For a start, your goat can read, which I’m not sure I believe is typical of goats. If goats can read, we need to start writing ‘Don’t Eat This’ on more things. Your goat is also purple and can double-jump, a mechanic that has become so banal it’s easy to forget what it is. This is a double-jump; it’s not a little extension of a jump, or a glide, no, it’s a second jump, while in the middle of another jump, and it’s as versatile or as mobile as your basic jump is. You can jump forwards three times the length of your body and without so much as a how-de-do to the laws of physics, spring backwards touching nothing, and land back where you started, and you can do this endlessly.

Then you acquire a familiar, who confides in you about how it’s going to escape this prison with your help, and at this point you can’t convince me that the goat you play isn’t basically the descended spawn of Beelzebub himself. By the time your pet rat acquires a stylin’ hat with a purple feather, you are truly in the realm of satanic ritual, make no mistake. On the other hand, the little guy looks so bitchin’ I think I’d sign on for the forces of darkness.

Framing device and channelling Shatan Who Spited Job aside, though, the game itself feels like the best game Apogee never made in 1988. It’s a one-room puzzler, of the style of Paganitzu, which we used to do because we couldn’t manage smooth scrolling at high speeds in videogames – until John Carmack decided to show off. Character sprites are nice and clear, animation is smooth but simple, and the game divides itself into small, five-level sets, with each level exploring a steadily more complex mechanic, until the fifth level serves as a sort of final exam. While this sounds like something someone may have produced for Game Design 101, it’s embarassing that it’s clearly a lesson that more developers could afford to listen to. While some people are trying with their indie games to revolutionise the industry, or tearing apart the fundamental assumptions about ludonarrative dissonance, I think Escape Goat should be nailed to the church door as a reminder that you don’t have to. You know? You can just make a fun video game.

One thing I will note is that it’s not what I’d consider a ‘clean’ puzzle platformer. That is to say, there are instances where inexact solutions to puzzles will be just as good as precise ones, which can me aggravating for fans of technical execution. There are some puzzles where you will have the solution, but you’ll need fast fingers to execute it. The game is also very, very fast to iterate; you tap the R key, you die instantly and the level resets. You hit a spike and you die instantly and the level resets. The game’s puzzles are unforgiving – the final one is itself a masterpiece of frustration where you can try dozens of different solutions and always feel like you’re close to the answer.

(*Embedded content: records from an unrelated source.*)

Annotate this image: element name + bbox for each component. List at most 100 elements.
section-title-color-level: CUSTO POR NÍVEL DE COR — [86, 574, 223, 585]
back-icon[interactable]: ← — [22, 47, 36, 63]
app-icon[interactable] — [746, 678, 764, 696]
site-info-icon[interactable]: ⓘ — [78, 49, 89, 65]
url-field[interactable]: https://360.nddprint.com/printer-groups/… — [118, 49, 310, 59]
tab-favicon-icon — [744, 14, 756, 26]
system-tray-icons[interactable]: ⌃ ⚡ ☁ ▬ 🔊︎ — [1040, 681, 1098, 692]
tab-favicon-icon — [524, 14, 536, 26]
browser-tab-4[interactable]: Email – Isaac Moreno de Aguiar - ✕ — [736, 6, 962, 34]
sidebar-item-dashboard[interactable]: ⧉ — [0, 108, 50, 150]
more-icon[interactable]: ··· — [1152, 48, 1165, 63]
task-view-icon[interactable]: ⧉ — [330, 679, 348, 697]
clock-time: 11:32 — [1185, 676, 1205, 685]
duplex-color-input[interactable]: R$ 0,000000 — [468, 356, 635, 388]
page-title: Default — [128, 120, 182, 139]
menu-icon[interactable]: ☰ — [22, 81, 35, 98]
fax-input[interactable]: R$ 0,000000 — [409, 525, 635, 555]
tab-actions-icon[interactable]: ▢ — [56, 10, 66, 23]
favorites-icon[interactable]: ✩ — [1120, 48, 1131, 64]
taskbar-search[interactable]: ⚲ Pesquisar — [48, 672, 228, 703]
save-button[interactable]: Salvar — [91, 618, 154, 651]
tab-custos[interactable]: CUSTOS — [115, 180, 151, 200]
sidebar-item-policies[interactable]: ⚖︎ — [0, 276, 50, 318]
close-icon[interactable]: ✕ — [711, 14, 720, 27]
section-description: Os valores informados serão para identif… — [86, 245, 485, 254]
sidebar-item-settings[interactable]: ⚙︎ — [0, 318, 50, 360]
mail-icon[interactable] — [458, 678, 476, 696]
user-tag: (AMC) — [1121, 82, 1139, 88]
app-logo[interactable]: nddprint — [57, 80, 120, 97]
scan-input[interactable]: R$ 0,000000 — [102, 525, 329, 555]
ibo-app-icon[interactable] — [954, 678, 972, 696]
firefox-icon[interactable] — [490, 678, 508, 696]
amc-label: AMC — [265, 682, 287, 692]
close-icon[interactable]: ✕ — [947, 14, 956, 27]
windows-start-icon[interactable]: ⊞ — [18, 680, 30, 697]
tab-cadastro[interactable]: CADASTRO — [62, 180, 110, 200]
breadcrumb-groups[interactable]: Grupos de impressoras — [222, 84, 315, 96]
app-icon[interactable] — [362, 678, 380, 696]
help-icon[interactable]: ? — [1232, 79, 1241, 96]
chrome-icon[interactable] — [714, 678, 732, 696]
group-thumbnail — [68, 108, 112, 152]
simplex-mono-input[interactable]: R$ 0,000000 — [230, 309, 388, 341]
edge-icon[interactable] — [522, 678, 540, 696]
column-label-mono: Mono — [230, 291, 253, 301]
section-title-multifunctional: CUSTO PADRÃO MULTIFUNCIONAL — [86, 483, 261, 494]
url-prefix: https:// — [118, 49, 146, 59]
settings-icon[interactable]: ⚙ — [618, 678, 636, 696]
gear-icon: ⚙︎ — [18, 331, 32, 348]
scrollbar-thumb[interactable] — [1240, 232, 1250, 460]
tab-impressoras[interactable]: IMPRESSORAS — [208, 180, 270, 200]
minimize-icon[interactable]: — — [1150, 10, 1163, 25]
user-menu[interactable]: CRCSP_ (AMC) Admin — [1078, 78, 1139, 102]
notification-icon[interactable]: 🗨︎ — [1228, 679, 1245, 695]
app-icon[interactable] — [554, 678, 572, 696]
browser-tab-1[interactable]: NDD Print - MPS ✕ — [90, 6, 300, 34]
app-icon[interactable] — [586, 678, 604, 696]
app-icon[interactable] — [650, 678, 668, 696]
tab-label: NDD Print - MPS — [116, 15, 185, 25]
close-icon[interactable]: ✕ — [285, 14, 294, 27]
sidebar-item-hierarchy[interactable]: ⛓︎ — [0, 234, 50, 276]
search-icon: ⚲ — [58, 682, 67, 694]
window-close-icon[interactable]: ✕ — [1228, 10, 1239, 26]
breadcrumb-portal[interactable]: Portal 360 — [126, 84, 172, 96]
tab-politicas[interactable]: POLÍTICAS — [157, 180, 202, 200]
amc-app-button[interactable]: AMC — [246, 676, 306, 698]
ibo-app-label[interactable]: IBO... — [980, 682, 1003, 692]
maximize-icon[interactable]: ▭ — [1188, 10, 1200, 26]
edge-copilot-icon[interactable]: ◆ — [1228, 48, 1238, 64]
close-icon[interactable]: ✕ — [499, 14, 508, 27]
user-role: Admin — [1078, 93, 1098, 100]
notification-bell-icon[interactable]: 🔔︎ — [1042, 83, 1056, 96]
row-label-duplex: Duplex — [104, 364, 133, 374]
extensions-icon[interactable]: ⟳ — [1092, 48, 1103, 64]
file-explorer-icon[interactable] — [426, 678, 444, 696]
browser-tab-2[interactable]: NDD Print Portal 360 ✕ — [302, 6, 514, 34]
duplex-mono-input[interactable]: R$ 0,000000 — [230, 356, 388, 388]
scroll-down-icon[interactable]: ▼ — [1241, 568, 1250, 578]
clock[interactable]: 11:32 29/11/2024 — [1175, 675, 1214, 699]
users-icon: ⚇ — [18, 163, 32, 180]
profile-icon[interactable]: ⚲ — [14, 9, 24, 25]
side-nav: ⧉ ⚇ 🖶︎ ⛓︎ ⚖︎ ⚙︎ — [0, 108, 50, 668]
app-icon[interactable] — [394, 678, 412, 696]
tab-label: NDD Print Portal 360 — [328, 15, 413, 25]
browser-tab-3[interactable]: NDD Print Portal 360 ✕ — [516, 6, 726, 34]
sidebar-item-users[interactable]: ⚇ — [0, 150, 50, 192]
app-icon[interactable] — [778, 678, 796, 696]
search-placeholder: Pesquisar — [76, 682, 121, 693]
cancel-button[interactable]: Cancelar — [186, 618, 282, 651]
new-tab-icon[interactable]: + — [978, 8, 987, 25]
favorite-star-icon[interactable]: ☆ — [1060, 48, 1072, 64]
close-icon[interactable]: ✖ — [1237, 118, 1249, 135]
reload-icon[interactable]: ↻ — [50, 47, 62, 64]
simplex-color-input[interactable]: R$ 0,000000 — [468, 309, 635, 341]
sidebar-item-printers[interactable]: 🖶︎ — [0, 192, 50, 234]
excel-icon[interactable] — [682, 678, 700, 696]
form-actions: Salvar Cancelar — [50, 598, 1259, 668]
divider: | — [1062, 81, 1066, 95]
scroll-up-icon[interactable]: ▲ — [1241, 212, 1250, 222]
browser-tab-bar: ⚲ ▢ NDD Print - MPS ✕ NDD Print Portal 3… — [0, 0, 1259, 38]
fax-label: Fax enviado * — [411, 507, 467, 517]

Therefore, Escape Goat properly embraces the lessons of Hotline Miami and Super Meat Boy by allowing you to iterate appropriately. This keeps the flow going, and you are rarely more than a few keypresses from where you failed last time.

If Escape Goat cost ten dollars I’d call it overcosted, but at six dollars it’s great. Even if you only take about two hours to finish the game – and I was trying to finish quickly – then you’ve made your money’s worth. When you’ve finished the game’s core campaign, though, you can start on the custom content. I don’t know, I didn’t touch them – fundamentally, I view that sort of content a nice feature, but definitely not a good reason to buy a game. Yet, the game itself is definitely fun, it’s charming, and it’s cute. It’s a game that avoids a lot of conventional problems of videogames that try for more ambitious ideas, and it has a rat in a stylish hat.

Verdict

Buy it if:

  • You enjoy hectic puzzle platformers.
  • You think rats in feathered hats are rad.

Avoid it if:

  • You prefer a more steady pace for your puzzle games, like Bejewelled.
  • You don’t like frustration-driven high-paced iteration.